The end of internal combustion engines is in sight for the many brands that make up the Volkswagen Auto Group, as its wholesale shift toward electric power is already underway, and some of the its most storied models will one day face the gallows. This eventuality no longer feels so far off, either, as Audi’s board chairman Markus Duesmann told German media that it’s already the beginning of the end for combustion engines at Audi.
“The EU plans for an even stricter Euro 7 emissions standard are a huge technical challenge and at the same time have little benefit for the environment. That extremely restricts the combustion engine,” Duesmann told Automobilwoche. “We will no longer develop a new internal combustion engine, but will adapt our existing internal combustion engines to new emission guidelines.”
Audi’s existing range of combustion engines encompass a wide range of configurations and displacements, from 1.0-liter three-cylinder gas engines to 4.0-liter twin-turbo V8s in gas and diesel flavors, to even the R8’s Lamborghini-rooted, 5.2-liter naturally aspirated V10. It’s impossible to forecast the order in which they’ll go extinct given how unpredictable the next two decades’ business, ecological, and legal environment will be, but it’s near certain the nameplates they power will die with them.
So far, Audi has adapted only one model name to its E-Tron line of electric vehicles, Q4, leaving relatively slow-selling sports cars like the TT and R8 to be superseded be a small, “emotive” sports EV. Before that arrives, the Q4 E-Tron will gain a coupe-over companion model called the Sportback, together marking the fourth and fifth Audi EVs after the E-Tron Quattro crossover, the Sportback derivative, and the E-Tron GT tourer.

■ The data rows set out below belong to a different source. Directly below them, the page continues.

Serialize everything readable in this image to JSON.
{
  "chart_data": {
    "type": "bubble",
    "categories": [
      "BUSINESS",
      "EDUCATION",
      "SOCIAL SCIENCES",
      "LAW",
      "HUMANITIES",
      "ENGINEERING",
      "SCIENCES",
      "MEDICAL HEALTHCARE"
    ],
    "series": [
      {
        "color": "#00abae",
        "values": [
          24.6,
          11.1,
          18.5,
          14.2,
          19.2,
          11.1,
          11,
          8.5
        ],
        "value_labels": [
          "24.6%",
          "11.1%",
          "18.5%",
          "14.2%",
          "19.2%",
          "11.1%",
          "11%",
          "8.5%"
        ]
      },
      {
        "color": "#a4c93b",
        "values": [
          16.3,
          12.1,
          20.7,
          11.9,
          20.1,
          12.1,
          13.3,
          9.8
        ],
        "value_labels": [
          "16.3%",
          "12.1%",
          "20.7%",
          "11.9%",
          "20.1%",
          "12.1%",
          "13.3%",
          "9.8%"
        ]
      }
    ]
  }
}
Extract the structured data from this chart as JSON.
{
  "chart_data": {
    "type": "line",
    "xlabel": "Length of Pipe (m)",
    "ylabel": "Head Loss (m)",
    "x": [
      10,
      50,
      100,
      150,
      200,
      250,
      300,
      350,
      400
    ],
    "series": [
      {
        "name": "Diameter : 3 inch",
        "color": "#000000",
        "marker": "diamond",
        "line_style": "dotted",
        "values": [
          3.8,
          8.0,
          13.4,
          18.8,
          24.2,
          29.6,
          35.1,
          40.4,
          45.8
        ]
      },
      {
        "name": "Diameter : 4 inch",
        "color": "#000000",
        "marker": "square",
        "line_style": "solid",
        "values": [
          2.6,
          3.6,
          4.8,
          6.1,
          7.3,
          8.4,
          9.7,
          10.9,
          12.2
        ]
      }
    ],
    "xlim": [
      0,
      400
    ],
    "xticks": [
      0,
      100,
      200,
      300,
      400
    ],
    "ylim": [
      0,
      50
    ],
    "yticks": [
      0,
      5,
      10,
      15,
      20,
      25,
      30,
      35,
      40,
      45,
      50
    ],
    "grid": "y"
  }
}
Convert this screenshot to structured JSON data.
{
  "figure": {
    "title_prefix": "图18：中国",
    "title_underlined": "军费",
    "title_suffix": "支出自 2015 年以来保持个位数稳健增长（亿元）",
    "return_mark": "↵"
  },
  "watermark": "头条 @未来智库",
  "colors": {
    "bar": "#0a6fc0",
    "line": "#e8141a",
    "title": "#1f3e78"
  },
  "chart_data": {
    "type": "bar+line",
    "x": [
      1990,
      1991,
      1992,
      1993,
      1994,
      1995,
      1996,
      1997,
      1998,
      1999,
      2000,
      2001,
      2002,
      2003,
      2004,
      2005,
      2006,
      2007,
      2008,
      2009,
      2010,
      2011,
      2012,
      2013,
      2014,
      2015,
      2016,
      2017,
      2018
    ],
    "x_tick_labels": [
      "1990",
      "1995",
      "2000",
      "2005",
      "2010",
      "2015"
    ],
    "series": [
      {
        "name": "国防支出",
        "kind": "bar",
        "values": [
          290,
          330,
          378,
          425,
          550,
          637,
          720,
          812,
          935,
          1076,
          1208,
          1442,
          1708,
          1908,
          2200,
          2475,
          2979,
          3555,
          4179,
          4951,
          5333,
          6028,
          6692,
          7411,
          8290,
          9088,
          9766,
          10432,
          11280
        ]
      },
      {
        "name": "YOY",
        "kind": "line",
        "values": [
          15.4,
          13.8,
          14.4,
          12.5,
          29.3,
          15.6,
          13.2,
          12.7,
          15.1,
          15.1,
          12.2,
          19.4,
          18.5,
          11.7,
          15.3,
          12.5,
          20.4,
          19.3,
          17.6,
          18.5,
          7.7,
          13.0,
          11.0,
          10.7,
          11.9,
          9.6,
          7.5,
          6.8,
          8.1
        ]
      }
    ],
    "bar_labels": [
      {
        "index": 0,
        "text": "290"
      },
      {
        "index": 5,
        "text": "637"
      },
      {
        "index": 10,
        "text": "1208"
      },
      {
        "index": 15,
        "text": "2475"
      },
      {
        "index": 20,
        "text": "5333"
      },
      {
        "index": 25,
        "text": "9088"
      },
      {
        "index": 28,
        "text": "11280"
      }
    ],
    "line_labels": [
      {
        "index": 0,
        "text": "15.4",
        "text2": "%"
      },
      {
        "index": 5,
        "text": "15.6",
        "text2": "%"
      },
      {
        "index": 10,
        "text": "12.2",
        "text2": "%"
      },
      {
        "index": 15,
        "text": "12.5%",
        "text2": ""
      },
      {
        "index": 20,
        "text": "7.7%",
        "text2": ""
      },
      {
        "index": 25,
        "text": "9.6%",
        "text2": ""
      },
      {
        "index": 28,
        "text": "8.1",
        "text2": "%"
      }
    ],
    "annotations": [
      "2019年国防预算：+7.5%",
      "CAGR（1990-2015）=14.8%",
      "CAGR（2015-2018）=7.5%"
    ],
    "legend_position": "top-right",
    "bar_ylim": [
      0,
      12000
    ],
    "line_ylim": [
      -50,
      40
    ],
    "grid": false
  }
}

Following them will be numerous, as-of-yet unspecified EVs, one of which could be a flagship sedan to replace the A8, as alluded to in 2019 by Audi’s then-CEO Bram Schot. Given the E-Tron GT’s mechanical relation to the Porsche Taycan, which is set to hike up its trousers in the form of the Taycan Cross Turismo, an E-Tron GT Allroad almost seems a certainty. Names like Allroad, Quattro, and RS may be all we can expect of the old Audi to survive in the electric era, should Audi itself even survive the coming post-peak car crunch.